UBS also retains Buy ratings across the sector in the expectation that Australia’s energy equity market will eventually catch up on the recovery in oil prices. The broker has lifted its price targets for Santos and Oil Search by up to 2% to reflect higher spot LNG prices from a tightening LNG market.

The broker expects higher realised prices to translate to higher revenues in the second quarter FY21 for Australian energy names, by 1-6% quarter-on-quarter.

While Morgans also maintains an Overweight recommendation on energy, the broker sees the most attractive sector value on offer as being amongst some of the small- and mid-cap producers.

The broker’s top picks are Karoon Energy ((KAR)) up 120% and Senex Energy up 83%: Two of the only energy stocks to have posted better or similar share price performances relative to oil prices, up 90% over the last 12 months.

The broker also expects these two stocks to boast the best balance sheets in the sector next year.

Meantime, JP Morgan’s large commodity Overweight is focused on energy as a hedge for rising inflation. JP Morgan's outlook is also based on the broker’s expectations of a commodity up-cycle driven by the post-pandemic recovery.

The broker has Overweight ratings on eight of the ten energy stocks in its coverage.

Given Oil Search is the most fundamentally levered to oil price, relative to its peers, Citi’s 2021-23 earnings forecasts have risen 8%, 34%, 12% respectively on upgraded commodity prices.

Citi has highlighted three key production numbers to pay attention to during this quarterly reporting season.

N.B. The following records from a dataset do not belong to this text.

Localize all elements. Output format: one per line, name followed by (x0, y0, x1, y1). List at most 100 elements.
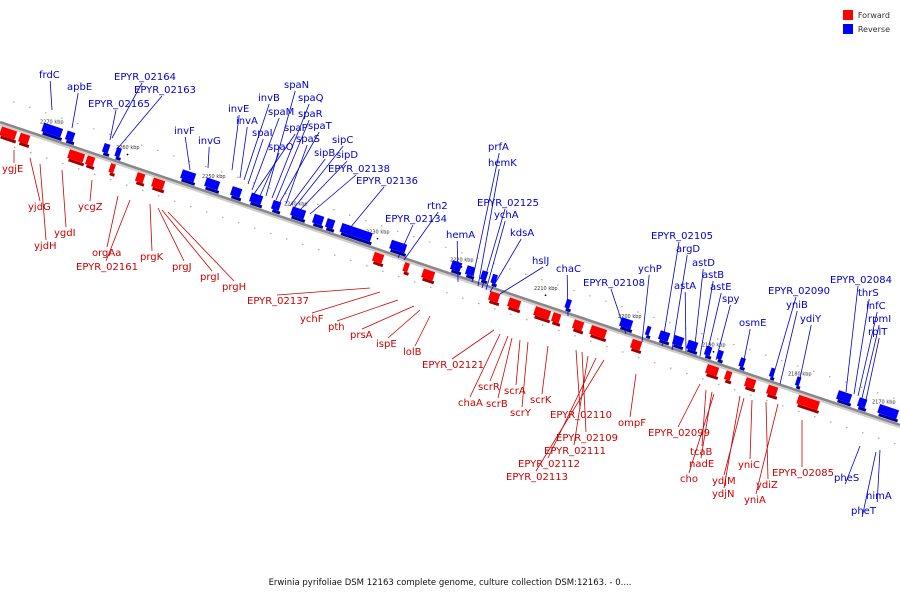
reverse-gene-leader (779, 310, 798, 385)
reverse-gene-leader (741, 328, 751, 371)
reverse-gene-label: pheS (834, 473, 859, 484)
forward-gene-leader (451, 329, 495, 360)
axis-shadow (0, 122, 900, 429)
track-dot (109, 133, 111, 136)
reverse-gene-block (449, 260, 463, 276)
tick-label: 2250 kbp (202, 174, 226, 180)
forward-gene-label: ycgZ (78, 202, 103, 213)
forward-gene-leader (700, 391, 713, 459)
reverse-gene-label: hslJ (532, 256, 549, 267)
forward-gene-block (533, 306, 552, 324)
reverse-gene-label: spaQ (298, 93, 324, 104)
forward-gene-block (402, 262, 410, 276)
reverse-gene-label: EPYR_02084 (830, 275, 892, 286)
forward-gene-leader (547, 357, 597, 459)
track-dot (733, 343, 735, 346)
forward-gene-leader (276, 287, 371, 296)
reverse-gene-label: astB (702, 270, 724, 281)
reverse-gene-leader (845, 285, 859, 393)
reverse-gene-leader (857, 311, 878, 397)
reverse-gene-label: EPYR_02163 (134, 85, 196, 96)
track-dot (653, 316, 655, 319)
reverse-gene-leader (289, 158, 326, 207)
track-dot (877, 392, 879, 394)
reverse-gene-label: infC (866, 301, 886, 312)
track-dot (478, 302, 480, 305)
reverse-gene-label: EPYR_02090 (768, 286, 830, 297)
forward-gene-label: ompF (618, 418, 646, 429)
track-dot (462, 297, 464, 299)
forward-gene-label: tcaB (690, 447, 713, 458)
forward-gene-block (629, 338, 643, 354)
track-dot (45, 112, 47, 114)
track-dot (78, 168, 80, 170)
track-dot (525, 273, 527, 276)
reverse-gene-block (41, 122, 64, 141)
reverse-gene-label: spaP (284, 123, 308, 134)
forward-gene-leader (336, 299, 399, 322)
forward-gene-label: prgK (140, 252, 164, 263)
reverse-gene-leader (485, 220, 506, 291)
track-dot (509, 268, 511, 270)
track-dot (846, 426, 848, 429)
track-dot (749, 349, 751, 351)
track-dot (878, 437, 880, 439)
reverse-gene-block (389, 239, 408, 257)
track-dot (429, 241, 431, 243)
tick-label: 2190 kbp (702, 342, 726, 348)
reverse-gene-label: hemA (446, 230, 475, 241)
forward-gene-label: chaA (458, 398, 483, 409)
reverse-gene-block (114, 147, 122, 161)
reverse-gene-block (180, 169, 197, 186)
forward-gene-leader (161, 209, 213, 272)
track-dot (845, 381, 847, 383)
forward-gene-leader (541, 345, 549, 395)
track-dot (558, 329, 560, 332)
reverse-gene-label: EPYR_02125 (477, 198, 539, 209)
forward-gene-leader (361, 305, 415, 330)
track-dot (349, 214, 351, 216)
reverse-gene-label: chaC (556, 264, 581, 275)
track-dot (669, 322, 671, 324)
reverse-gene-leader (771, 296, 797, 381)
track-dot (830, 421, 832, 423)
forward-gene-label: ychF (300, 314, 324, 325)
reverse-gene-block (270, 199, 282, 215)
legend: Forward Reverse (842, 8, 890, 36)
reverse-gene-leader (349, 186, 385, 229)
track-dot (189, 160, 191, 162)
reverse-gene-block (644, 325, 652, 340)
forward-gene-leader (157, 207, 185, 262)
tick-label: 2180 kbp (788, 371, 812, 377)
reverse-gene-leader (184, 136, 191, 171)
forward-gene-block (84, 155, 96, 170)
reverse-gene-leader (49, 80, 53, 111)
track-dot (782, 405, 784, 407)
track-dot (382, 270, 384, 272)
forward-gene-block (371, 251, 385, 268)
forward-gene-label: EPYR_02111 (544, 446, 606, 457)
track-dot (638, 356, 640, 359)
forward-gene-label: scrK (530, 395, 552, 406)
track-dot (798, 410, 800, 413)
forward-gene-label: EPYR_02161 (76, 262, 138, 273)
forward-gene-leader (677, 383, 701, 428)
track-dot (461, 252, 463, 254)
reverse-gene-label: astA (674, 281, 696, 292)
reverse-gene-label: invE (228, 104, 249, 115)
reverse-gene-leader (477, 168, 500, 287)
reverse-gene-label: thrS (858, 288, 879, 299)
forward-gene-block (134, 172, 146, 187)
track-dot (190, 205, 192, 208)
forward-gene-block (0, 126, 18, 144)
track-dot (61, 117, 63, 119)
track-dot (94, 173, 96, 175)
forward-gene-block (743, 377, 757, 393)
track-dot (573, 289, 575, 292)
forward-gene-leader (497, 337, 513, 399)
forward-gene-leader (414, 315, 431, 347)
forward-gene-label: scrY (510, 408, 532, 419)
forward-gene-leader (39, 163, 47, 241)
reverse-gene-label: rtn2 (427, 201, 448, 212)
track-dot (174, 200, 176, 202)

The first of these is Senex, which may report its first quarter-on-quarter production decline since 2019.

The broker also expects Woodside to surprise on North West Shelf production given earlier concerns about water breakthrough in wells.

Then there’s Beach Energy’s Western Flank production, for which Citi notes the market has severely questioned forecasts following last quarter’s reserves downgrades.

Future investment in question

Morgans believes the re-rating of energy stocks is likely to erode the desire for the investment necessary to avoid future oil market instability. However, from Citi’s perspective, Australian companies look set to grow investment in upstream oil and gas at a much faster rate than their US counterparts.

But with ESG and lengthy payback concerns now heightened, the broker suspects investors may be preferencing companies with lower re-investment rates in the space, and higher returns of capital to shareholders.

Citi concedes there is an element of “lack of control of destiny” concerning the major Australian names. For example, with the likes of Woodside and Oil Search wired to JV partners to execute on growth strategies, the broker believes a pessimistic argument can be mounted for the difficulty of getting these projects off the ground.